Выбрать главу

Что-то треснуло, и он дёрнулся.

Дёргаться ему пришлось ещё не раз. Старый дом скрипел костями. Недалеко, за стеной, сонно возились гуси, и кто-то большой вздыхал, ворочался и почёсывал бок об угол.

Василий проверил, не догорает ли лучина, и на всякий случай зажёг ещё одну.

Кто-то протопал мимо, подволакивая ноги. Что-то опять зашумело — гуси? Или ночной убийца?

Василий застыл у окна, прислушиваясь, но никто не пытался войти.

В конце концов он так и задремал, сидя у стены и кутаясь в одеяло. Ему снилось, что кто-то бродит вокруг, скребётся, но не может войти. Роет землю, делает подкоп у стены и вползает, чёрный, глаза светятся красными огнями. Подбирается ближе, ближе… Никак не проснуться! Смрадное дыхание касается руки, пасть открывается — острые, длинные зубы отгрызут кисть одним махом…

Василий дёрнулся и проснулся с колотящимся сердцем. Волк носом поддел его ладонь, заметил, что хозяин открыл глаза, и пошёл к двери, заскрёбся — выпусти, мол.

— Волк, блин, — пробормотал Василий. — Чтоб тебя… Блин, Волк!

Он добавил ещё несколько слов, которые могут произнести внезапно разбуженные и испуганные люди, зажёг новую лучину, но больше так и не уснул. Сидел и думал о разном: о том, что это, наверное, всё-таки не сон и не кома, потому что день идёт за днём, и всё так логично складывается. Он ест, пьёт, занимается всякими повседневными делами — слишком подробно для сна. Он помнит всё, что было, до мелочей. Интересно, что сказал бы Пашка, если бы узнал, что другой мир всё-таки существует?..

— Нельзя, Волк! — прикрикнул Василий на пса, потому что тот опять заскрёбся. — Утром выпущу!

Волк притих, и тут послышались шаги. Кто-то подкрался к окну, постоял там, видно, понимая, что не проберётся через заслон из лезвий, и направился дальше.

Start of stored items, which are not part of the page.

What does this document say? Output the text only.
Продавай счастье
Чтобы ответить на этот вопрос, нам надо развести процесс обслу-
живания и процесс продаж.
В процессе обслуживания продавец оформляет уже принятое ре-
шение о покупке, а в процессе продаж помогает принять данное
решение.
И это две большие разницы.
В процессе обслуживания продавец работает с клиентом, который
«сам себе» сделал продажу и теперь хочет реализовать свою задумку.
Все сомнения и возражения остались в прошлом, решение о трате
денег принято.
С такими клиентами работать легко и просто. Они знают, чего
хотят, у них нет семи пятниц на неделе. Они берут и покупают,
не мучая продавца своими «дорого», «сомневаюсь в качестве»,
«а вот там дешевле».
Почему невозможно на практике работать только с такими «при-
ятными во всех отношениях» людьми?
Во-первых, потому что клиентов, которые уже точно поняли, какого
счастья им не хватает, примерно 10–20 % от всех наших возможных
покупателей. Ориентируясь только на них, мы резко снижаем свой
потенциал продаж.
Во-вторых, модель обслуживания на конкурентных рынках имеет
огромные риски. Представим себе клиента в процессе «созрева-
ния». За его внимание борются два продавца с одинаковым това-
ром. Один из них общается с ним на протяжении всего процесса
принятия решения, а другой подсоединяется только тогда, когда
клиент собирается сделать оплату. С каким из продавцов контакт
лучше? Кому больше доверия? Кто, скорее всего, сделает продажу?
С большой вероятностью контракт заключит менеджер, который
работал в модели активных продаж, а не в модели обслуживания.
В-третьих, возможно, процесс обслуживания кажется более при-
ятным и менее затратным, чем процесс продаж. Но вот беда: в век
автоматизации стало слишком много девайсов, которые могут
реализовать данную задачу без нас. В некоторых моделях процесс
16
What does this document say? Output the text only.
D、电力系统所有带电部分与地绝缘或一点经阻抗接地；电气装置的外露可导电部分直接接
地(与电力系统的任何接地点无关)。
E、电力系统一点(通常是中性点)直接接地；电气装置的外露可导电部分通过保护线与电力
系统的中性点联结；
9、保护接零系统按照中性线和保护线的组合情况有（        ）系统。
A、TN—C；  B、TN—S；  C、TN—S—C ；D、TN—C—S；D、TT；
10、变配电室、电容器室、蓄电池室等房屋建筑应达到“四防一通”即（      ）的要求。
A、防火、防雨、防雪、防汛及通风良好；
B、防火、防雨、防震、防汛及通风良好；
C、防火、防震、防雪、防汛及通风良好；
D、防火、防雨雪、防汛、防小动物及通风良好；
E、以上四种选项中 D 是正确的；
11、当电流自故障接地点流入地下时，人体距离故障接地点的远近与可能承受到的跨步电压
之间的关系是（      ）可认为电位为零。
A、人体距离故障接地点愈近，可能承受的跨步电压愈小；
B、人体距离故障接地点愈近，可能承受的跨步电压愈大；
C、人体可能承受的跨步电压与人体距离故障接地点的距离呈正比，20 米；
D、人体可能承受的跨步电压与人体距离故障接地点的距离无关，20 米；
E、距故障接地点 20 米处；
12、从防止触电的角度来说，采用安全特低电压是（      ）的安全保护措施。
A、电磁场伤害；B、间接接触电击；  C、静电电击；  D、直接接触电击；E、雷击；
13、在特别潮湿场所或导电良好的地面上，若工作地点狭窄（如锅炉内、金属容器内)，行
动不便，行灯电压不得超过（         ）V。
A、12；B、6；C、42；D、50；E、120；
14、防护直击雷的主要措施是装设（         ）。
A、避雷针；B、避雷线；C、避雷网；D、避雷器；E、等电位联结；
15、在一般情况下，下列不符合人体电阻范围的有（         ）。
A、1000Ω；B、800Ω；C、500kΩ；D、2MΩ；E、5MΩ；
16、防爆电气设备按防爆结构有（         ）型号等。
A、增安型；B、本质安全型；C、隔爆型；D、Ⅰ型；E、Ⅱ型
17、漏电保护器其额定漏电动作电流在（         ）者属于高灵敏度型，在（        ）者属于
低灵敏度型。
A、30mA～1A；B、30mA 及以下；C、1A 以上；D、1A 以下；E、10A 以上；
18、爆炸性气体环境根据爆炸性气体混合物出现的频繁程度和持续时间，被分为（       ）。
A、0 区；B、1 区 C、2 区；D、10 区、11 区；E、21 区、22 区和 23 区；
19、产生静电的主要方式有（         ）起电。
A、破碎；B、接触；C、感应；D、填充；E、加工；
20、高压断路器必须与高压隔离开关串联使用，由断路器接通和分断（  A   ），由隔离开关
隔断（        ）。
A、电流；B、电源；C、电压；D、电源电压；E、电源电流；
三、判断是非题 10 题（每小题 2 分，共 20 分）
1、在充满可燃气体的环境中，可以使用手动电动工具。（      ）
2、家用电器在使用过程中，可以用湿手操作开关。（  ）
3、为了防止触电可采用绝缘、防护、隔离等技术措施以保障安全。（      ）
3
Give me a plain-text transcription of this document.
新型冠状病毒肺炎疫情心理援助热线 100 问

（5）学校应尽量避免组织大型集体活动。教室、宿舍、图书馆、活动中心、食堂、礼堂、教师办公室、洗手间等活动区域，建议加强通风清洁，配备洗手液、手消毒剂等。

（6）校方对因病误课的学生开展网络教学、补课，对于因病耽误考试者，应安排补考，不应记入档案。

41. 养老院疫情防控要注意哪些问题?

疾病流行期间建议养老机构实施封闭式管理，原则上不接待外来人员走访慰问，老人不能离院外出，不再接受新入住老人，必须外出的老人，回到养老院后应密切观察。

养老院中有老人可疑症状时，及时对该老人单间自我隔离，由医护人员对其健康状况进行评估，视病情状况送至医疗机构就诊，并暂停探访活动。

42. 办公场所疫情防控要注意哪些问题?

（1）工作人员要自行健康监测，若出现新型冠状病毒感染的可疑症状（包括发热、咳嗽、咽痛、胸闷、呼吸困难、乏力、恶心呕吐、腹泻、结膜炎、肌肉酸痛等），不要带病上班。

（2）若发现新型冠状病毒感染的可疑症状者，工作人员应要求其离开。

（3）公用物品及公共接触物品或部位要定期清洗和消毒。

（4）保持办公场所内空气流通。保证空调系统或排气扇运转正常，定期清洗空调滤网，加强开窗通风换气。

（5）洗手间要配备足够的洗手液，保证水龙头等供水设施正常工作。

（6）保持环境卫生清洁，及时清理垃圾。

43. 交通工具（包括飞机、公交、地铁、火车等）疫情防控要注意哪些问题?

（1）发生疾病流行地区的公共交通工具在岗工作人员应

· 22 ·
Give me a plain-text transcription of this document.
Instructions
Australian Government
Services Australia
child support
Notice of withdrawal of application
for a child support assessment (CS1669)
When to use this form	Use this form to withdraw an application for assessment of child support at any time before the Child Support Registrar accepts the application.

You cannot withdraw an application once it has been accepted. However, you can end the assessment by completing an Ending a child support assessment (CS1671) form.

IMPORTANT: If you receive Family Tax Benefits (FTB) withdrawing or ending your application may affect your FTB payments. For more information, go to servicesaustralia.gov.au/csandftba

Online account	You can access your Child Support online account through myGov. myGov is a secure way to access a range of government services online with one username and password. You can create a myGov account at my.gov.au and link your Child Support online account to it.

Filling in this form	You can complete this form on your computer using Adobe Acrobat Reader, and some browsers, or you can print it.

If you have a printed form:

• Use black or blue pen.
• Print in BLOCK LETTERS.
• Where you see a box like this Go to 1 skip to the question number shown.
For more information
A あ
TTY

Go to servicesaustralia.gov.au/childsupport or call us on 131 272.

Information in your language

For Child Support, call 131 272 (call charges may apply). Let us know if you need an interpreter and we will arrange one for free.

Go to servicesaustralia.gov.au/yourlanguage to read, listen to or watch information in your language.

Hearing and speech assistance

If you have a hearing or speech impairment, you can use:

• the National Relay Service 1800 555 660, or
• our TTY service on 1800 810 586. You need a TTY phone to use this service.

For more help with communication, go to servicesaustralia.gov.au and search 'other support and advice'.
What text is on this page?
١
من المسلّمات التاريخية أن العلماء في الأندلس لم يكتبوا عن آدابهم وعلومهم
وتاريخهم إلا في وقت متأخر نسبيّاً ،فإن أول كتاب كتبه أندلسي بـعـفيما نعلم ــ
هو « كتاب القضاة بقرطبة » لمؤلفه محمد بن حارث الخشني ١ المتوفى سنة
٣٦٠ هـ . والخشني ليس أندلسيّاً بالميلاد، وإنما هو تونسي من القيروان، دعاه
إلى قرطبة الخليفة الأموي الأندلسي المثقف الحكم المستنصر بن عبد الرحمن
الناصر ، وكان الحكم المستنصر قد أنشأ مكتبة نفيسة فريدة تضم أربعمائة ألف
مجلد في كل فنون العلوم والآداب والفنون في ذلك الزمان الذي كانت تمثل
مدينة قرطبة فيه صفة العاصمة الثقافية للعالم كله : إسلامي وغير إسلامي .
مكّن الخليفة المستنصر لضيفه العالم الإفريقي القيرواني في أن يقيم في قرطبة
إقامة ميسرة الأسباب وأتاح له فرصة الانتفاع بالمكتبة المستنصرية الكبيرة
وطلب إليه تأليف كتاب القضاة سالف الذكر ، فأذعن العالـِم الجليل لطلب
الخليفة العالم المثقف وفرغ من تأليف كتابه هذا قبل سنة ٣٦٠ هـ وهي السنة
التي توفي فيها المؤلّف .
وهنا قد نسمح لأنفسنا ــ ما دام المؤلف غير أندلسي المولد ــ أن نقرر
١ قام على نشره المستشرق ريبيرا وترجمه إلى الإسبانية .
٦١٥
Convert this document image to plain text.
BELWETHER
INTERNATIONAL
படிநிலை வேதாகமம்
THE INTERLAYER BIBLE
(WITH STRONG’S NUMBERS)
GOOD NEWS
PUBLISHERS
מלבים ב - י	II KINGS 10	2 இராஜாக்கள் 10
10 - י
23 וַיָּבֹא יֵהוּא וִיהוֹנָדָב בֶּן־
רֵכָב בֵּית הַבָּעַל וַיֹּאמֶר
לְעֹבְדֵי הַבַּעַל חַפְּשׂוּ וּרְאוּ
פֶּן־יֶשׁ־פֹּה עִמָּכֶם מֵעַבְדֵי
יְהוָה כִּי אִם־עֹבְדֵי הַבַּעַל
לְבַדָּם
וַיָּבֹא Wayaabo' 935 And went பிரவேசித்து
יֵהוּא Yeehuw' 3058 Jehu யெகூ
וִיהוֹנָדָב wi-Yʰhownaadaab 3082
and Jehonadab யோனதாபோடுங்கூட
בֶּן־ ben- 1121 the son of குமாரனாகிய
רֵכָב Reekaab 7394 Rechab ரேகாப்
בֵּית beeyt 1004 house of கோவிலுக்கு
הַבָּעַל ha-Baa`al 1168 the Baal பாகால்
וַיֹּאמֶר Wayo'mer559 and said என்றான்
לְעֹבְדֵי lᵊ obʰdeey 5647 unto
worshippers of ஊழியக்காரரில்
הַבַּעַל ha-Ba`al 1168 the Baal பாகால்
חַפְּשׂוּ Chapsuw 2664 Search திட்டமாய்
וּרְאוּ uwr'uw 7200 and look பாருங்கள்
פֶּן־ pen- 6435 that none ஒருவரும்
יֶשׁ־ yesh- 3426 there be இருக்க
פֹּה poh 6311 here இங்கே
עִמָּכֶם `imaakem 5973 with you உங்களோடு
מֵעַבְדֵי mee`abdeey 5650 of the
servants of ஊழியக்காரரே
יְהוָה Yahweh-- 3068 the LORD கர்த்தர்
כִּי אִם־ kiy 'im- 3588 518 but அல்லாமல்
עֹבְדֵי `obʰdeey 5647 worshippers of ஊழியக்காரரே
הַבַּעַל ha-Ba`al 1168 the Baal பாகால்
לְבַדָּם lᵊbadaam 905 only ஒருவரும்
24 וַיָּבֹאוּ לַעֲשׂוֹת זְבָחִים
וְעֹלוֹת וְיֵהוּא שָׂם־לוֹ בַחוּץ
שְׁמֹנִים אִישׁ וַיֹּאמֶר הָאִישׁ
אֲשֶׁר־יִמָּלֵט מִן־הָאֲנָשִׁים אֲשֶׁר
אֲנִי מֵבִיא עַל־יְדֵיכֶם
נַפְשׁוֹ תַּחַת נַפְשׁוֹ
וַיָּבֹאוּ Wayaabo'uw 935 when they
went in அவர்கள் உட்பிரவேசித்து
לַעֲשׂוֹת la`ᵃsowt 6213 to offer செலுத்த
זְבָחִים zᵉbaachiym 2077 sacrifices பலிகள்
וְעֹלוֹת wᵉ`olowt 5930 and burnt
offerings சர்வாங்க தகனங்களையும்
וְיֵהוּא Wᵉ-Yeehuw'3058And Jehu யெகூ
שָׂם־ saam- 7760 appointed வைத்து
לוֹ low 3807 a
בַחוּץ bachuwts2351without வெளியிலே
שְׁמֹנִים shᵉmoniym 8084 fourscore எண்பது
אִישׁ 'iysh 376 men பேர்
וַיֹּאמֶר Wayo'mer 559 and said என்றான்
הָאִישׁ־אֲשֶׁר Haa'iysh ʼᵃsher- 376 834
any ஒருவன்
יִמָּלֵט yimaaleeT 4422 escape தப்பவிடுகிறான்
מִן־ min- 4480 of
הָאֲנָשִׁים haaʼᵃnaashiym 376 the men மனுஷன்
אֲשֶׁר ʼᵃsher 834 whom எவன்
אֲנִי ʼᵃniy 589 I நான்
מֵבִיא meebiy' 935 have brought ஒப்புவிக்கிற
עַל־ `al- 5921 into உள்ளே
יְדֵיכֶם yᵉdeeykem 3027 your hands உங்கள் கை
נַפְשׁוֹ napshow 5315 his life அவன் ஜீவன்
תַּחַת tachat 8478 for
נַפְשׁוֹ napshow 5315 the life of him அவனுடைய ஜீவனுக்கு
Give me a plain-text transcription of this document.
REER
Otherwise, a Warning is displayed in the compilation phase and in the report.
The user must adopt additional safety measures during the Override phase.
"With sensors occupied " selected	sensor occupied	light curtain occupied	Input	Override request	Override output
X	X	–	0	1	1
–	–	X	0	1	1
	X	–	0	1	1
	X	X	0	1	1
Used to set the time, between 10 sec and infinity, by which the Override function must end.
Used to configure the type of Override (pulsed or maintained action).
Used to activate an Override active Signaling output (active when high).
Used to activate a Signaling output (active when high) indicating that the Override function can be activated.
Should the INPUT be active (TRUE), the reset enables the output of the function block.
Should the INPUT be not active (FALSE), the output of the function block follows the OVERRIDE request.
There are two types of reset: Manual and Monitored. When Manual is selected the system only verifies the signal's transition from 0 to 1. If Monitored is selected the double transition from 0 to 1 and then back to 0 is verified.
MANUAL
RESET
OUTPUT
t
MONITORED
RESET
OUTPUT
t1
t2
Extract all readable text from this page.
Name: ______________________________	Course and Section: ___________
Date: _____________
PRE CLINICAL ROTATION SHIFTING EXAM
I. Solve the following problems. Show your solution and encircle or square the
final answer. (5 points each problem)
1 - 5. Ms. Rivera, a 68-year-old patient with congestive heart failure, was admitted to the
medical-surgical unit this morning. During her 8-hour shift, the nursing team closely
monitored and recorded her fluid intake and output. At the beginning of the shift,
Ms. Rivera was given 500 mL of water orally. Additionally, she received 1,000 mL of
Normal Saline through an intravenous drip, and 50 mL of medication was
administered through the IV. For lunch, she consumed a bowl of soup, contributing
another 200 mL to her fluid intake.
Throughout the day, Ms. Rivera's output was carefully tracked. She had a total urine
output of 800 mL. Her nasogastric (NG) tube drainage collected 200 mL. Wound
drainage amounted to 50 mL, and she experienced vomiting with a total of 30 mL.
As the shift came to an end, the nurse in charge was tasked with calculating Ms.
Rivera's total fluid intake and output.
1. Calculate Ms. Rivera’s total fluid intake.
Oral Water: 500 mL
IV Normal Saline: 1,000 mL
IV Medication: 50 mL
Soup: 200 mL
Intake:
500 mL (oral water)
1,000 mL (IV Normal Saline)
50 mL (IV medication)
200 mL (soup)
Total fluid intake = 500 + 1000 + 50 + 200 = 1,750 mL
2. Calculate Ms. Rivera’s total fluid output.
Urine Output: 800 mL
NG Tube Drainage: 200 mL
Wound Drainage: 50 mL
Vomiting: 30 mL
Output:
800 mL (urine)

Дверь не запиралась, но Василий надеялся, что обломков ножей, воткнутых по краю, будет достаточно. Всё-таки он стянул одеяло с плеч, медленно поднялся с лавки и тоже тихо, крадучись, шагнул к двери.

Тот, кто был снаружи, провёл по дереву рукой или лапой, навалился и толкнул. Старался не шуметь, и сил не хватило, чтобы дверь открылась с первой попытки. А может, ножи не пускали.

Он толкнул ещё. Старая дверь заскрипела и в этот раз поддалась, неохотно сдвинулась с места. Василий приготовился, и едва только дверь открылась шире, вцепился в того, кто стоял на пороге, и закричал:

— А-а, попался!

— А-а-а! — вскрикнул и тот.

Это пришла Марьяша. Там, снаружи, уже наступило утро, а Василий и не заметил из-за того, что закрыл окна и жёг в доме свет. И ещё он только теперь сообразил, что Волк не зря вертелся у двери и махал хвостом, на чужих бы так не реагировал.

— Чего явилась? — спросил он с досадой, отпуская её плечи. — Делать больше нечего, кроме как людей пугать?

— Да поглядеть, жив ли ты! — сердито ответила она, блеснув глазами. И добавила уже добрее: — Нешто не спал?

— Нешто тут поспишь? — передразнил он её. — Нешто ты видишь здесь кровать, или диван, или футон, или хотя бы, не знаю, сено? Чего крадёшься, а не идёшь как нормальный человек? И стучать надо!

— Так тревожить не хотела! — подбоченившись, ответила Марьяша. — Думала поглядеть, как ты, да и уйти. Больно мне надо с тобою беседы вести!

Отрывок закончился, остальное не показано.